YÖNETMEN- Yalan söylemiyoruz. Ölse de öldürülse de, ağlayamaz. Bambaşka bir boyuta taşınmıştır. Anlasana, amacımız bu zaten. Birilerini ezerek, onların üstüne basarak da olsa yükselmesini öğrenecekler. Yükselecekler, sürekli yükselecekler. Bir kez daha söylüyorum. Biz, gökyüzü çocuklarını yaratmaya çalışıyoruz. (Alaycı) İstikbal göklerdedir.

(Bu arada dışarıdan patlama sesleri gelir. Patlama seslerine homurtu halinde insan sesleri de karışmaktadır. Yönetmen yerinden fırlar.)

YÖNETMEN- N’oluyor? Bu sesler de ne?

(Kamera kapıya yönelir. İçeriye telaşla şirket görevlilerinden biri girer.)

GÖREVLİ- Dışarsı karıştı efendim. Hem de çok karıştı.

YÖNETMEN- Deminki sesler neydi öyle? N’oluyor?

GÖREVLİ- İnsanlar akın akın alanı ve parkı doldurdu. Ortalık bağrışmalardan, havai fişek ve gaz bombalarından geçilmiyor. Dışarda çok kötü bir gaz kokusu var. İnanılmaz bir şey efendim. Tüm insanlar direniyor.

YÖNETMEN- Direniyorlar mı? Neye?

GÖREVLİ- Bilmiyorum. Parktaki ağaçları koruma altına aldılar. Hatta her yeri koruma altına aldılar. Yıkıma karşılar. Hiçbir şeyi yıktırmıyorlar.

YÖNETMEN- Biz niye gökyüzü çocuklarını yaratmak istiyoruz. İşte bunun için. Yeniliğe karşılar. Yıkılsa n’olur? Belli ki yerine yenisi, göğe yükselen modern binalar yapılacak. İsterlerse çok daha görkemli parklar da yaparız biz.

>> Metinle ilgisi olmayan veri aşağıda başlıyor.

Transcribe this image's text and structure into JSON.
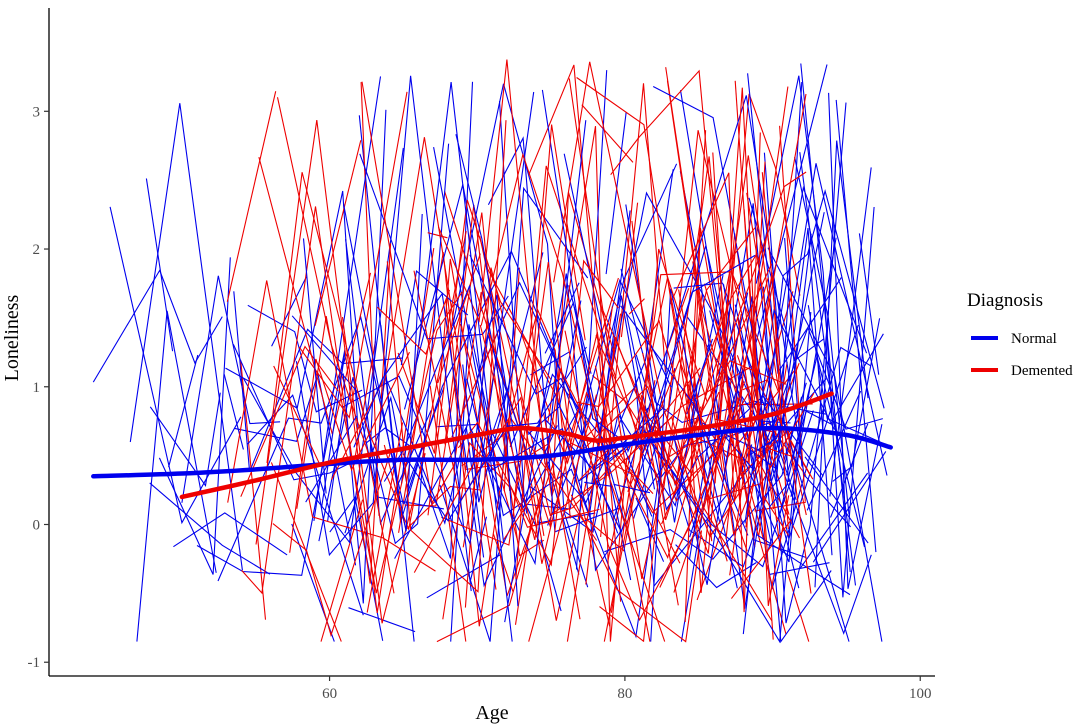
{
  "chart_data": {
    "type": "line",
    "title": "",
    "xlabel": "Age",
    "ylabel": "Loneliness",
    "xlim": [
      41,
      101
    ],
    "ylim": [
      -1.1,
      3.75
    ],
    "x_ticks": [
      60,
      80,
      100
    ],
    "y_ticks": [
      -1,
      0,
      1,
      2,
      3
    ],
    "grid": false,
    "legend": {
      "title": "Diagnosis",
      "placement": "right",
      "entries": [
        {
          "label": "Normal",
          "color": "#0000EE"
        },
        {
          "label": "Demented",
          "color": "#EE0000"
        }
      ]
    },
    "series": [
      {
        "name": "Normal",
        "color": "#0000EE",
        "smooth_x": [
          44,
          50,
          55,
          60,
          65,
          70,
          75,
          80,
          85,
          90,
          95,
          98
        ],
        "smooth_y": [
          0.35,
          0.37,
          0.4,
          0.44,
          0.47,
          0.47,
          0.5,
          0.58,
          0.65,
          0.7,
          0.65,
          0.56
        ]
      },
      {
        "name": "Demented",
        "color": "#EE0000",
        "smooth_x": [
          50,
          55,
          60,
          65,
          70,
          73,
          76,
          78,
          80,
          85,
          90,
          94
        ],
        "smooth_y": [
          0.2,
          0.32,
          0.45,
          0.55,
          0.65,
          0.7,
          0.66,
          0.61,
          0.63,
          0.7,
          0.8,
          0.95
        ]
      }
    ],
    "individual_trajectories_note": ""
  }
}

Hem ağaçlardan çok daha değerli cicili bicili oyuncaklar da koyarız içine.

MODEL- (Ortadaki Barbie bebeklerle oyuncak silahları gösterir) Bunlar gibi mi?

(O sırada çok şiddetli bir patlama daha olur. Sert bir cisim bulundukları binaya isabet etmiştir. Hep birlikte kapıdan çıkıp yandaki pencereli salona geçerler.)



SAHNE:3. İÇ. GECE.

Daha sade bir salon. Bir köşede büyükçe bir çalışma masası, Ortada büyükçe sayılabilecek bir sehpa ve odanın çeşitli yerlerine serpiştirilmiş koltuklar.

(Sakınarak, biraz da ürkerek pencerenin önüne toplaşırlar.)

GÖREVLİ- Sanırım bir gaz kapsülü binaya geldi efendim.

(Pencereden dışarısı gece olmasına karşın ışıl ışıldır. Gökyüzünü ardı ardına patlayan gaz fişekleri ve havai fişekler aydınlatmaktadır.)

MODEL- (YÖNETMENe, alayla) Senin gökyüzü çocukları bizi beklemeden işe başlamışlar.

(Tam bu sırada, bir havai fişek pencereyi teğet geçer.)

YÖNETMEN- Uzaklaşın pencerelerden. Her yeri de sımsıkı kapayın.

(Yeniden çekim odasına girerler. MODEL isteksizce koltuğuna oturur. Yönetmen ayakta ona bakmakta..)

MODEL- Bütün keyfim kaçtı. Ben artık bugün çekim falan yapamam.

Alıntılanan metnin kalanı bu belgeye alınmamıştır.